Consider the following problem: I want to keep elements of list1 that belongs to list2. So I can do something like this:
filtered_list = [w for w in list1 if w in list2]
I need to repeat this same procedure for different examples of list1 (about 20000 different examples) and a "constant" (frozen) list2.
How can I speed up the process?
I also know the following properties:
1) list1 has repeated elements and it is not sorted and it has about 10000 (ten thousand) items.
2) list2 is a giant sorted list (about 200000 - two hundred thousand) entries in Python) and each element is unique.
The first thing that comes to me is that maybe I can use a kind of binary search.
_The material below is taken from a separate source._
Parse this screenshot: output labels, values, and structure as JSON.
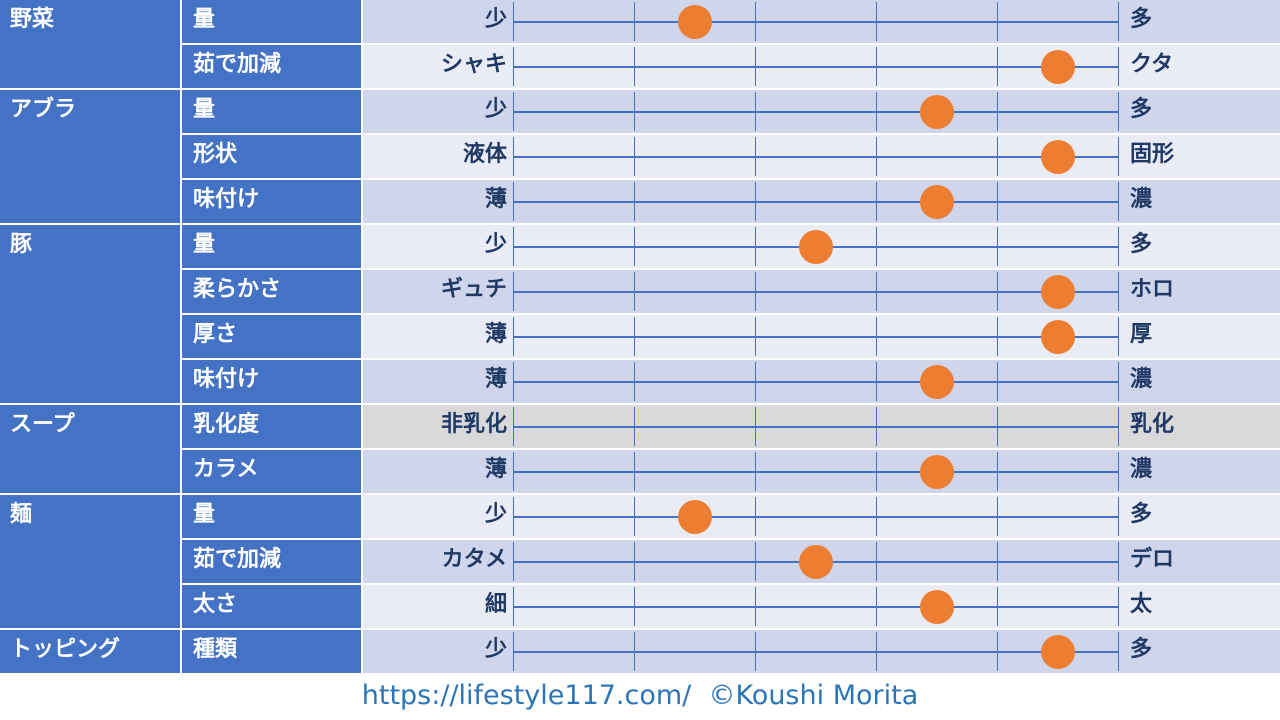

However, is there a way to do this in Python?
Furthermore, I do not mind if filtered_list has the same order of items of list1. So, maybe I can check only a unrepeated version of list1 and after removing the elements in list1 that do not belong to list 2, I can return the repeated items.
Is there a fast way to do this in Python 3?
Convert list2 to a set:
# do once
set2 = set(list2)
# then every time
filtered_list = [w for w in list1 if w in set2]
x in list2 is sequential; x in set2 uses the same mechanism as dictionaries, resulting in a very quick lookup.
If list1 didn't have duplicates, converting both to sets and taking set intersection would be the way to go:
filtered_set = set1 & set2
but with duplicates you're stuck with iterating over list1 as above.
(As you said, you could even see elements that you should delete, using set1 - set2, but then you'd still be stuck in a loop in order to delete - there shouldn't be any difference in performance between filtering keepers vs filtering trash, you still have to iterate over list1, so that's no win over the method above.)
EDIT in response to comment: Converting list1 to a Counter would might (EDIT: or not; testing needed!) speed it up if you can use it normally like that (i.e. you never have a list, you always just deal with a Counter). But if you have to preprocess list1 into counter1 each time you do the above operation, again it's no win - creating a Counter will again involve a loop.